Alabama elects Doug Jones to US SenateAround the Nation, Online Only, Top Highlights Wednesday, December 13th, 2017
Voters in Alabama have elected Doug Jones, making him the first Democrat to win a U.S. Senate seat in the state in 25 years. Jones defeated Roy Moore, the bigoted anti-LGBTQ politician twice ousted from the Alabama Supreme Court for ethics violations and recently accused of serially preying on teen girls. The Associated Press called the race for Jones 2½ hours after polls closed in the state.
“We have shown the country the way that we can be unified,” an ecstatic Jones said in his victory speech Tuesday night.
The Huffington Post reported that Moore himself refused to concede as well. Speaking to supporters at his election night party, Moore suggested the possibility of demanding a recount, saying, “God is still in control.”

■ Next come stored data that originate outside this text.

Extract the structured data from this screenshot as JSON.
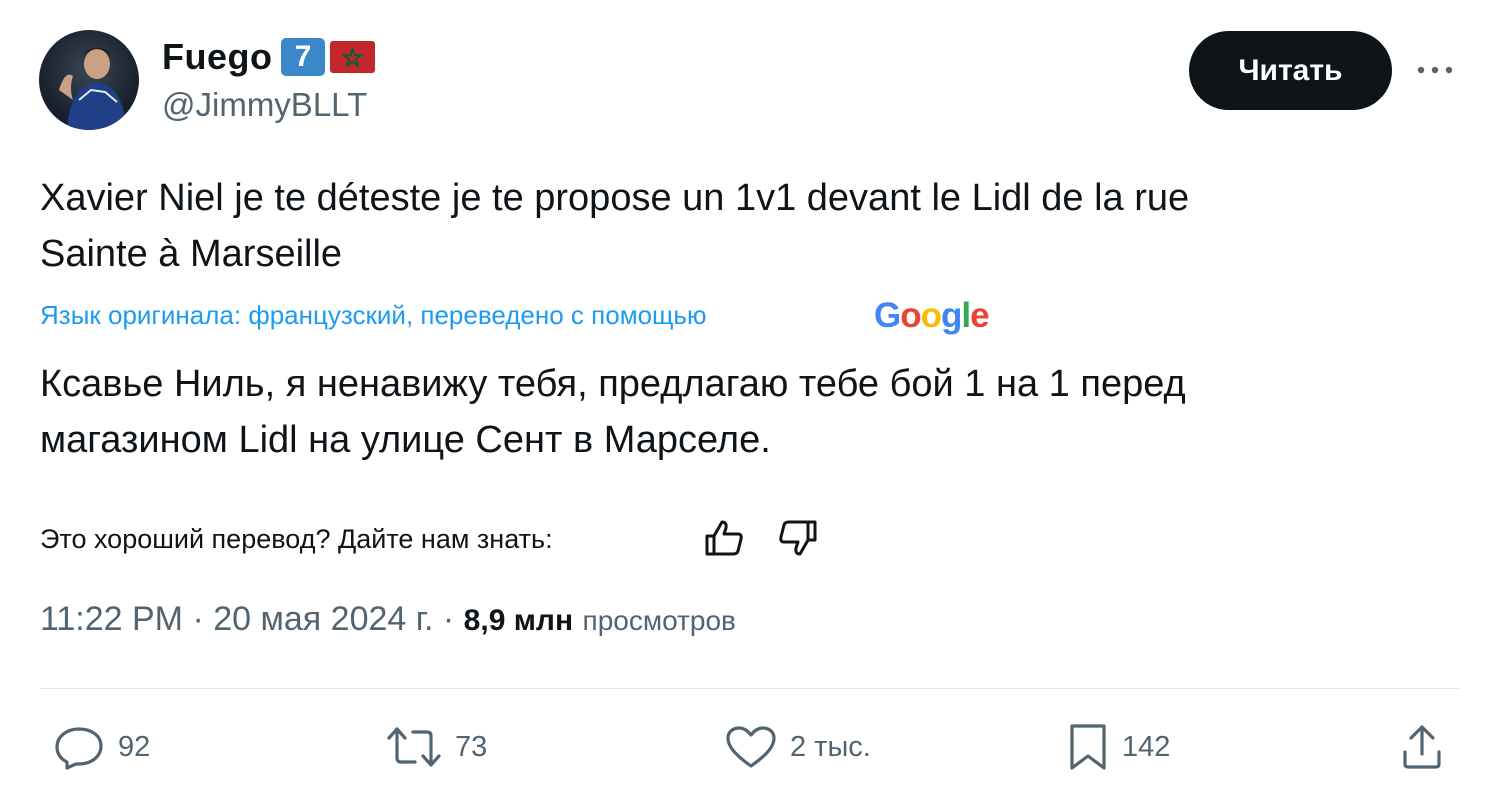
{
  "author": {
    "display_name": "Fuego",
    "badge": "7",
    "flag_icon": "morocco-flag-icon",
    "handle": "@JimmyBLLT"
  },
  "follow_label": "Читать",
  "more_icon": "more-horizontal-icon",
  "tweet": {
    "text_line1": "Xavier Niel je te déteste je te propose un 1v1 devant le Lidl de la rue",
    "text_line2": "Sainte à Marseille"
  },
  "translation": {
    "note": "Язык оригинала: французский, переведено с помощью",
    "provider": "Google",
    "text_line1": "Ксавье Ниль, я ненавижу тебя, предлагаю тебе бой 1 на 1 перед",
    "text_line2": "магазином Lidl на улице Сент в Марселе."
  },
  "feedback": {
    "question": "Это хороший перевод? Дайте нам знать:",
    "up_icon": "thumbs-up-icon",
    "down_icon": "thumbs-down-icon"
  },
  "meta": {
    "time": "11:22 PM",
    "separator": "·",
    "date": "20 мая 2024 г.",
    "views_count": "8,9 млн",
    "views_label": "просмотров"
  },
  "actions": {
    "replies": "92",
    "reposts": "73",
    "likes": "2 тыс.",
    "bookmarks": "142"
  },
  "colors": {
    "link_blue": "#1d9bf0",
    "secondary_text": "#536471",
    "primary_text": "#0f1419",
    "badge_blue": "#3a87c9",
    "flag_red": "#c1272d",
    "flag_star_green": "#006233"
  }
}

LGBT rights organizations hailed the election of civil rights prosecutor Doug Jones over Roy Moore calling the victory “monumental”.
“Tonight, in rejecting avowed bigot Roy Moore, Alabama voters solidified once and for all that attacking and demonizing the LGBTQ community is a sure-fire way to get yourself beat on Election Day,” said HRC President Chad Griffin. “Doug Jones’ victory in Alabama is monumental, and was made possible by the overwhelming and unprecedented, grassroots resistance of ordinary Alabamians against the politics of hate and division. From our victories in North Carolina, Virginia, and now in Alabama, Equality Voters have proven that LGBTQ people and our allies are a voting bloc to be respected, sought-after and feared by candidates on both sides of the aisle. The American people will no longer tolerate discrimination against their family, friends and neighbors.”
GLAAD President and CEO Sarah Kate Ellis said, “The people of Alabama have spoken and made it known that Roy Moore’s personal values around sexual assaults, racism, and anti-LGBTQ hate do not align with American values. Tonight’s results are a victory in the ongoing fight to uplift and support survivors of sexual assault, LGBTQ people, people of color, and other marginalized communities who are sick of seeing their humanity debated. Moore’s loss is also a strong signal that Americans want better than President Trump and elected officials like him who aim to divide and discriminate, rather than unite.”
During his Senate campaign, eight women came forward to accuse Moore of sexual abuse, with all but two being underage at the time the alleged abuse occurred. In response to the allegations, Moore openly attacked these women, made fundraising appeals off the accusations, and blamed the LGBTQ community for the allegations against him.